O Rex Gentium

“O King of all the nations, the only joy of every human heart; O Keystone of the mighty arch of man, come and save the creature you fashioned from the dust.” (O Antiphon for Dec 22nd)

Of all the titles of Christ given in these antiphons, I find the notion expressed in today’s antiphon the most difficult to see my way clear to. The others all seem to allow a kind of "religious" perspective to them – “light” and “wisdom” and other even more abstract ideas. I don’t mean by that to contrast the obvious political character of the idea of King of nations against "religion" as if religion were a non-political aspect of life – nothing could be further from the truth.
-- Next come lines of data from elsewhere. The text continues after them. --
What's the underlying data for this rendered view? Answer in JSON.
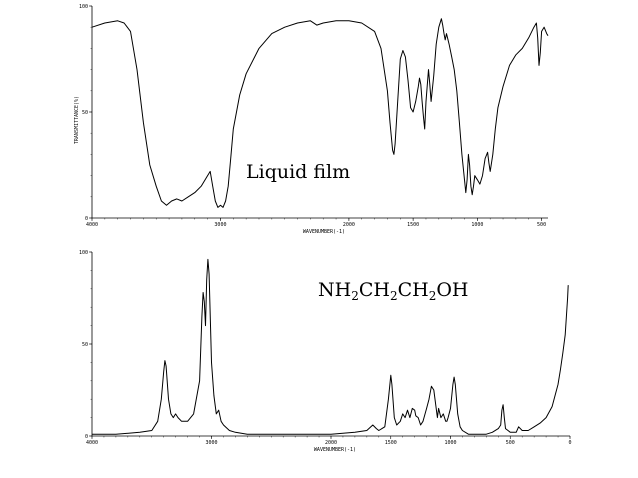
{
  "chart_data": [
    {
      "type": "line",
      "annotation": "Liquid film",
      "xlabel": "WAVENUMBER(-1)",
      "ylabel": "TRANSMITTANCE(%)",
      "xlim": [
        4000,
        450
      ],
      "ylim": [
        0,
        100
      ],
      "x_ticks": [
        "4000",
        "3000",
        "2000",
        "1500",
        "1000",
        "500"
      ],
      "x_tick_values": [
        4000,
        3000,
        2000,
        1500,
        1000,
        500
      ],
      "y_ticks": [
        "0",
        "50",
        "100"
      ],
      "y_tick_values": [
        0,
        50,
        100
      ],
      "series": [
        {
          "points": [
            [
              4000,
              90
            ],
            [
              3900,
              92
            ],
            [
              3800,
              93
            ],
            [
              3750,
              92
            ],
            [
              3700,
              88
            ],
            [
              3650,
              70
            ],
            [
              3600,
              45
            ],
            [
              3550,
              25
            ],
            [
              3500,
              15
            ],
            [
              3460,
              8
            ],
            [
              3420,
              6
            ],
            [
              3380,
              8
            ],
            [
              3340,
              9
            ],
            [
              3300,
              8
            ],
            [
              3250,
              10
            ],
            [
              3200,
              12
            ],
            [
              3150,
              15
            ],
            [
              3100,
              20
            ],
            [
              3080,
              22
            ],
            [
              3060,
              15
            ],
            [
              3040,
              8
            ],
            [
              3020,
              5
            ],
            [
              3000,
              6
            ],
            [
              2980,
              5
            ],
            [
              2960,
              8
            ],
            [
              2940,
              15
            ],
            [
              2920,
              28
            ],
            [
              2900,
              42
            ],
            [
              2850,
              58
            ],
            [
              2800,
              68
            ],
            [
              2700,
              80
            ],
            [
              2600,
              87
            ],
            [
              2500,
              90
            ],
            [
              2400,
              92
            ],
            [
              2300,
              93
            ],
            [
              2250,
              91
            ],
            [
              2200,
              92
            ],
            [
              2100,
              93
            ],
            [
              2000,
              93
            ],
            [
              1900,
              92
            ],
            [
              1800,
              88
            ],
            [
              1750,
              80
            ],
            [
              1700,
              60
            ],
            [
              1680,
              45
            ],
            [
              1660,
              32
            ],
            [
              1650,
              30
            ],
            [
              1640,
              35
            ],
            [
              1620,
              55
            ],
            [
              1600,
              75
            ],
            [
              1580,
              79
            ],
            [
              1560,
              76
            ],
            [
              1540,
              65
            ],
            [
              1520,
              52
            ],
            [
              1500,
              50
            ],
            [
              1480,
              55
            ],
            [
              1460,
              62
            ],
            [
              1450,
              66
            ],
            [
              1440,
              63
            ],
            [
              1430,
              55
            ],
            [
              1420,
              48
            ],
            [
              1410,
              42
            ],
            [
              1400,
              55
            ],
            [
              1380,
              70
            ],
            [
              1370,
              63
            ],
            [
              1360,
              55
            ],
            [
              1340,
              67
            ],
            [
              1320,
              82
            ],
            [
              1300,
              90
            ],
            [
              1280,
              94
            ],
            [
              1270,
              91
            ],
            [
              1260,
              87
            ],
            [
              1250,
              84
            ],
            [
              1240,
              87
            ],
            [
              1220,
              82
            ],
            [
              1200,
              76
            ],
            [
              1180,
              70
            ],
            [
              1160,
              60
            ],
            [
              1140,
              45
            ],
            [
              1120,
              30
            ],
            [
              1100,
              18
            ],
            [
              1090,
              12
            ],
            [
              1080,
              18
            ],
            [
              1070,
              30
            ],
            [
              1060,
              25
            ],
            [
              1050,
              15
            ],
            [
              1040,
              11
            ],
            [
              1030,
              15
            ],
            [
              1020,
              20
            ],
            [
              1000,
              18
            ],
            [
              980,
              16
            ],
            [
              960,
              20
            ],
            [
              940,
              28
            ],
            [
              920,
              31
            ],
            [
              910,
              26
            ],
            [
              900,
              22
            ],
            [
              880,
              30
            ],
            [
              860,
              42
            ],
            [
              840,
              52
            ],
            [
              800,
              62
            ],
            [
              750,
              72
            ],
            [
              700,
              77
            ],
            [
              650,
              80
            ],
            [
              600,
              85
            ],
            [
              560,
              90
            ],
            [
              540,
              92
            ],
            [
              530,
              85
            ],
            [
              520,
              72
            ],
            [
              510,
              78
            ],
            [
              500,
              88
            ],
            [
              480,
              90
            ],
            [
              460,
              87
            ],
            [
              450,
              86
            ]
          ]
        }
      ]
    },
    {
      "type": "line",
      "annotation": "NH2CH2CH2OH",
      "annotation_parts": [
        "NH",
        "2",
        "CH",
        "2",
        "CH",
        "2",
        "OH"
      ],
      "xlabel": "WAVENUMBER(-1)",
      "xlim": [
        4000,
        0
      ],
      "ylim": [
        0,
        100
      ],
      "x_ticks": [
        "4000",
        "3000",
        "2000",
        "1500",
        "1000",
        "500",
        "0"
      ],
      "x_tick_values": [
        4000,
        3000,
        2000,
        1500,
        1000,
        500,
        0
      ],
      "y_ticks": [
        "0",
        "50",
        "100"
      ],
      "y_tick_values": [
        0,
        50,
        100
      ],
      "series": [
        {
          "points": [
            [
              4000,
              1
            ],
            [
              3800,
              1
            ],
            [
              3600,
              2
            ],
            [
              3500,
              3
            ],
            [
              3450,
              8
            ],
            [
              3420,
              20
            ],
            [
              3400,
              35
            ],
            [
              3390,
              41
            ],
            [
              3380,
              38
            ],
            [
              3360,
              20
            ],
            [
              3340,
              12
            ],
            [
              3320,
              10
            ],
            [
              3300,
              12
            ],
            [
              3280,
              10
            ],
            [
              3250,
              8
            ],
            [
              3200,
              8
            ],
            [
              3150,
              12
            ],
            [
              3100,
              30
            ],
            [
              3080,
              65
            ],
            [
              3070,
              78
            ],
            [
              3060,
              73
            ],
            [
              3050,
              60
            ],
            [
              3040,
              85
            ],
            [
              3030,
              96
            ],
            [
              3020,
              88
            ],
            [
              3000,
              40
            ],
            [
              2980,
              22
            ],
            [
              2960,
              12
            ],
            [
              2940,
              14
            ],
            [
              2920,
              8
            ],
            [
              2900,
              6
            ],
            [
              2850,
              3
            ],
            [
              2800,
              2
            ],
            [
              2700,
              1
            ],
            [
              2600,
              1
            ],
            [
              2400,
              1
            ],
            [
              2200,
              1
            ],
            [
              2000,
              1
            ],
            [
              1800,
              2
            ],
            [
              1700,
              3
            ],
            [
              1650,
              6
            ],
            [
              1620,
              4
            ],
            [
              1600,
              3
            ],
            [
              1550,
              5
            ],
            [
              1520,
              20
            ],
            [
              1500,
              33
            ],
            [
              1490,
              28
            ],
            [
              1470,
              10
            ],
            [
              1450,
              6
            ],
            [
              1420,
              8
            ],
            [
              1400,
              12
            ],
            [
              1380,
              10
            ],
            [
              1360,
              14
            ],
            [
              1340,
              10
            ],
            [
              1320,
              15
            ],
            [
              1300,
              14
            ],
            [
              1290,
              11
            ],
            [
              1270,
              10
            ],
            [
              1250,
              6
            ],
            [
              1230,
              8
            ],
            [
              1200,
              15
            ],
            [
              1180,
              20
            ],
            [
              1160,
              27
            ],
            [
              1140,
              25
            ],
            [
              1120,
              15
            ],
            [
              1110,
              10
            ],
            [
              1100,
              15
            ],
            [
              1080,
              10
            ],
            [
              1060,
              12
            ],
            [
              1040,
              8
            ],
            [
              1030,
              8
            ],
            [
              1020,
              10
            ],
            [
              1000,
              15
            ],
            [
              980,
              28
            ],
            [
              970,
              32
            ],
            [
              960,
              28
            ],
            [
              940,
              12
            ],
            [
              920,
              5
            ],
            [
              900,
              3
            ],
            [
              850,
              1
            ],
            [
              800,
              1
            ],
            [
              700,
              1
            ],
            [
              650,
              2
            ],
            [
              600,
              4
            ],
            [
              580,
              6
            ],
            [
              570,
              14
            ],
            [
              560,
              17
            ],
            [
              550,
              10
            ],
            [
              540,
              4
            ],
            [
              500,
              2
            ],
            [
              450,
              2
            ],
            [
              430,
              5
            ],
            [
              400,
              3
            ],
            [
              350,
              3
            ],
            [
              300,
              5
            ],
            [
              250,
              7
            ],
            [
              200,
              10
            ],
            [
              150,
              16
            ],
            [
              100,
              28
            ],
            [
              80,
              36
            ],
            [
              60,
              45
            ],
            [
              40,
              55
            ],
            [
              30,
              65
            ],
            [
              20,
              75
            ],
            [
              15,
              82
            ]
          ]
        }
      ]
    }
  ]
}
In fact, I do not see how political life can be lived apart from religion, and political approaches that seek to marginalize religion cannot suppress "religion" itself, but only religious virtues and particular religious character – leaving an impoverished shell in place that is not some kind of non-religion, but a caricature of religion, set in the service of the prevailing ideology. No society is possible without some kind of shared framework of values and belief.

Instead, what I mean by the "religious perspective" of the first five titles in the sequence is almost the same thing as their political potentiality. What I mean is that they can be viewed as possessing some particular meaning, in some way, to a people to whom they appear not to be addressed. What I mean is that there are ways to see them in a less-than-catholic, less-than-universal light. That’s simply not the case with the antiphon today.

In proclaiming Christ "King of all the nations," there is only a total, subject "us" to be found; there is no "them." In this view, there is really only one relationship of true otherness, and that is the relationship between God and His People – and even that is transcended in Christ, as we explicitly celebrate in tomorrow’s antiphon.